The lifetime of your ammunition will be primary determined by the lifetime of the gunpowder inside.
Gunpowder is a high energy compound that breaks down over time. It is mixed with stabilizers that are consumed during powder deterioration. At some point, no more stabilizers.
Nitrocellulose-base propellants are essentially unstable materials that decompose on aging with the evolution of oxides of nitrogen. The decomposition is autocatalytic and can lead to failure of the ammunition or disastrous explosions.
ROLE OF DIPHENYLAMINE AS A STABILIZER IN PROPELLANTS;
ANALYTICAL CHEMISTRY OF DIPHENYLAMINE IN PROPELLANTS
http://www.dtic.mil/dtic/tr/fulltext/u2/783499.pdf
Heat, as you can see in the report, will age gunpowder
Heat is the primary enemy of gunpowder. If you search the literature you will find that suspect gunpowder is aged in 150 F ovens. If the stuff fumes in a month it is further tested for stabilizer content. The US military scraps the stuff when the stabilizer gets to less 20% original content. Heat is bad, more heat is bad, very hot is bad, bad, bad.

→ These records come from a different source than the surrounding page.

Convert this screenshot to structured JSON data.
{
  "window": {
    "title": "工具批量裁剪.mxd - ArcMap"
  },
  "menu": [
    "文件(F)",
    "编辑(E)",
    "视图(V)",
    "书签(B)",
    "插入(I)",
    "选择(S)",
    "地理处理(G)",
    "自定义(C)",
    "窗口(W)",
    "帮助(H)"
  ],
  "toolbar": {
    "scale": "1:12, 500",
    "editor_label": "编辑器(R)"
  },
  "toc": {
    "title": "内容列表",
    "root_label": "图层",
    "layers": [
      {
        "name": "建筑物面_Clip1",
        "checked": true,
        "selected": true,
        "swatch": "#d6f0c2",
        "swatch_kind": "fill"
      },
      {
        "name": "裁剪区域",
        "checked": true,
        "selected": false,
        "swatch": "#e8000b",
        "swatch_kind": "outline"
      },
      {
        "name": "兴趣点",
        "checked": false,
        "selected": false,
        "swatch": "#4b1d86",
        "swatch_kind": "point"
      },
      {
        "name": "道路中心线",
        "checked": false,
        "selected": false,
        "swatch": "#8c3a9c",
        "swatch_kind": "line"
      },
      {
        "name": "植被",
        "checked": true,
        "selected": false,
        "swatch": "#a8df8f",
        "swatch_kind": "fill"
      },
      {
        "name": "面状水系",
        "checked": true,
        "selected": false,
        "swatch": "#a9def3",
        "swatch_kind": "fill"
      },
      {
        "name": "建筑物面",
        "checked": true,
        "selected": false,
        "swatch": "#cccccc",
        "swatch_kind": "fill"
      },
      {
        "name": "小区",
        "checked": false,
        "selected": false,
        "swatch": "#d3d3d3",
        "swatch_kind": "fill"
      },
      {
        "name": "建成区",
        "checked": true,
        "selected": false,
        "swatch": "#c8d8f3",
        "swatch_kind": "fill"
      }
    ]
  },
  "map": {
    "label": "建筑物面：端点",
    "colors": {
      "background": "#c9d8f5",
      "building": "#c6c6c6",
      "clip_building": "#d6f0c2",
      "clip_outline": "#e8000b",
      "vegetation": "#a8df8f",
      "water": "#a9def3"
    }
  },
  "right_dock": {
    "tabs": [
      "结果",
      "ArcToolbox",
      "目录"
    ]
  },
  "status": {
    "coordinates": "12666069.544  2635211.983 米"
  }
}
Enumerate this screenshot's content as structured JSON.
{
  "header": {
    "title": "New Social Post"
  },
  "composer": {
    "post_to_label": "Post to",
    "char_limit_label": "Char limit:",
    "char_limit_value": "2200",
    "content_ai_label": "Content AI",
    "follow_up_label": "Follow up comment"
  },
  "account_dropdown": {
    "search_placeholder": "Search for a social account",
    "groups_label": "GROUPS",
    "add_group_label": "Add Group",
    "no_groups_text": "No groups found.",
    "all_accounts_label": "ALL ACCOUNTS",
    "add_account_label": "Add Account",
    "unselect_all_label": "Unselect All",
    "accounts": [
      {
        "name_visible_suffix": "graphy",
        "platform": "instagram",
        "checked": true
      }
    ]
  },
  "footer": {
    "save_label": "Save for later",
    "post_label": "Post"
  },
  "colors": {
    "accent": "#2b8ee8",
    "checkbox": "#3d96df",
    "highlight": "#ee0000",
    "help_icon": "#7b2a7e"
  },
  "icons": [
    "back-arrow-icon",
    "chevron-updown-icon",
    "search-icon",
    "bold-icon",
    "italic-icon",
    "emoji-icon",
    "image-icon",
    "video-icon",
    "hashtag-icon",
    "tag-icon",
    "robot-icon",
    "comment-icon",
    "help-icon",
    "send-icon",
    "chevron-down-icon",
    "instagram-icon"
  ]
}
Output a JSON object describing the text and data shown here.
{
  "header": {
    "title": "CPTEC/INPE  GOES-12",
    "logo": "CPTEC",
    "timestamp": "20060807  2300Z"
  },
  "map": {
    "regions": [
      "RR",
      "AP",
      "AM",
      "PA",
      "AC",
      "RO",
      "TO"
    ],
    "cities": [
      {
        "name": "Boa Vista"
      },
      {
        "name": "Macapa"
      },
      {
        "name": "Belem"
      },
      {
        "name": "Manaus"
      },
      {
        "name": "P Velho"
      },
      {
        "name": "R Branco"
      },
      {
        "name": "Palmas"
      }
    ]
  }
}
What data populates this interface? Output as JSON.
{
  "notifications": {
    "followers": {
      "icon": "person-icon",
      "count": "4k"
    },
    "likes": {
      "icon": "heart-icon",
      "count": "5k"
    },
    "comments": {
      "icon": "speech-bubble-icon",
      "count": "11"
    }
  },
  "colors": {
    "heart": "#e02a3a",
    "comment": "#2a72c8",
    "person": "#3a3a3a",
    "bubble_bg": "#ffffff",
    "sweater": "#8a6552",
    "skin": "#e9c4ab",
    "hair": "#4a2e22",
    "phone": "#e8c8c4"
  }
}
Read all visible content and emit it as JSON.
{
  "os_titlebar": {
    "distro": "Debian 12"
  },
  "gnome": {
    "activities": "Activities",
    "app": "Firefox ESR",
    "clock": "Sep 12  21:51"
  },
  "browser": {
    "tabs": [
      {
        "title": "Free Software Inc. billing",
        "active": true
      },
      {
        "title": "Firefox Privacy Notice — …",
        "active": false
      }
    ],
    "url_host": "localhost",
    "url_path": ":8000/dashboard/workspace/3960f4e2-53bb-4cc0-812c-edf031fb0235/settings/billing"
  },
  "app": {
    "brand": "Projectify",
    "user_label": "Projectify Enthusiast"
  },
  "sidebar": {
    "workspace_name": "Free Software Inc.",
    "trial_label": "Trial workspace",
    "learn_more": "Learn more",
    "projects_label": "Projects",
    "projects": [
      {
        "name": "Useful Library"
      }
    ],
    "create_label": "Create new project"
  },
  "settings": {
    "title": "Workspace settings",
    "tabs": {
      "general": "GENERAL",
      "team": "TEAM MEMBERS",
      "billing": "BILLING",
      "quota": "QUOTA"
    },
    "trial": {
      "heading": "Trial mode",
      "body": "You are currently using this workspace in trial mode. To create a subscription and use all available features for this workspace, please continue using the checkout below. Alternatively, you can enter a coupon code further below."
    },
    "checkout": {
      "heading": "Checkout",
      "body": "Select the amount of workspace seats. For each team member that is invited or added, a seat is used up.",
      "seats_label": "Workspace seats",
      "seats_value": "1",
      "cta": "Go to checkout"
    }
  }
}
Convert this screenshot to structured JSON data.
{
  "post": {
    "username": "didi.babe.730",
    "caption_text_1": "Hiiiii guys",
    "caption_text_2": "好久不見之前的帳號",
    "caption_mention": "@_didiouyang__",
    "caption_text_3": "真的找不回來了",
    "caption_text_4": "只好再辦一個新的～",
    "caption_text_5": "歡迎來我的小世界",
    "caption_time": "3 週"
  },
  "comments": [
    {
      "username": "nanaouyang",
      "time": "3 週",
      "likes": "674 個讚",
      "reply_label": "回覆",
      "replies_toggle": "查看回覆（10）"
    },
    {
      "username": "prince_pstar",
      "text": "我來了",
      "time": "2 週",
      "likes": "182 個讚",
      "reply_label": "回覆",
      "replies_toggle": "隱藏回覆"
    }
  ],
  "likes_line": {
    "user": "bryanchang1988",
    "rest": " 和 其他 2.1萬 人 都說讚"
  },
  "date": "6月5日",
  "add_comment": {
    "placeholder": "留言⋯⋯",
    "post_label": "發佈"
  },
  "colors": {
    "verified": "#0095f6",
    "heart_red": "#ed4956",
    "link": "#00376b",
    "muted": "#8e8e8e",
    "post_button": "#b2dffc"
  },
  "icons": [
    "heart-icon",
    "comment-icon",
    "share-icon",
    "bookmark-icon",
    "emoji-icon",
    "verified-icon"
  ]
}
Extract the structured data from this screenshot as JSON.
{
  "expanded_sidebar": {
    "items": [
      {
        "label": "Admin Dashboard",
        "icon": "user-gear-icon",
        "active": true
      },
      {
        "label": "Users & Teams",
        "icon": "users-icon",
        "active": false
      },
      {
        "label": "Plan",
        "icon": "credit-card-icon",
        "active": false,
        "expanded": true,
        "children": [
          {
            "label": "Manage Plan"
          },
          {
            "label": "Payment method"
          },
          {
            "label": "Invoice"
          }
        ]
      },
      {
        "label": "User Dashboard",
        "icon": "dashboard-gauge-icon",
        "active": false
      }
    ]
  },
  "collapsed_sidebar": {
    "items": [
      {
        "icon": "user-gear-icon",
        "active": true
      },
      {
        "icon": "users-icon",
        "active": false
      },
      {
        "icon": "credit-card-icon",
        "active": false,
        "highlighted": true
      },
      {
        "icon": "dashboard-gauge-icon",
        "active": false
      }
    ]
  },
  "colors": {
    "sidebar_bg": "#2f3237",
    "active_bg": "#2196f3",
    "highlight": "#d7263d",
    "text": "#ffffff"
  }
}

A rule of thumb for safe gunpowder storage is 20 years for double based and 45 years for single based. Storage in hot, like 120 F attics, will dramatically reduce the lifetime.
Humidity is bad because water is a polar molecule and it interacts with the double bonds on the nitrocellulose molecule, breaking the powder down. Water also wicks the nitroglycerine in the grain to the surface changing the burn rate of the powder. Anything ionic, like rust, is just as bad.
Primers last a very long time, current styphnate primers have a much longer storage life than gunpowder. I asked an insensitive munitions expert and he did not know. Gave a “forever” sort of estimate. Obviously it is not forever, but it might be longer than our natural lives. Which for all practical purposes, is forever, unless you believe in reincarnation and plan to will the stuff to yourself in your next incarnation.
The best storage conditions for ammunition is unchanging arctic. Totally cold and totally dry.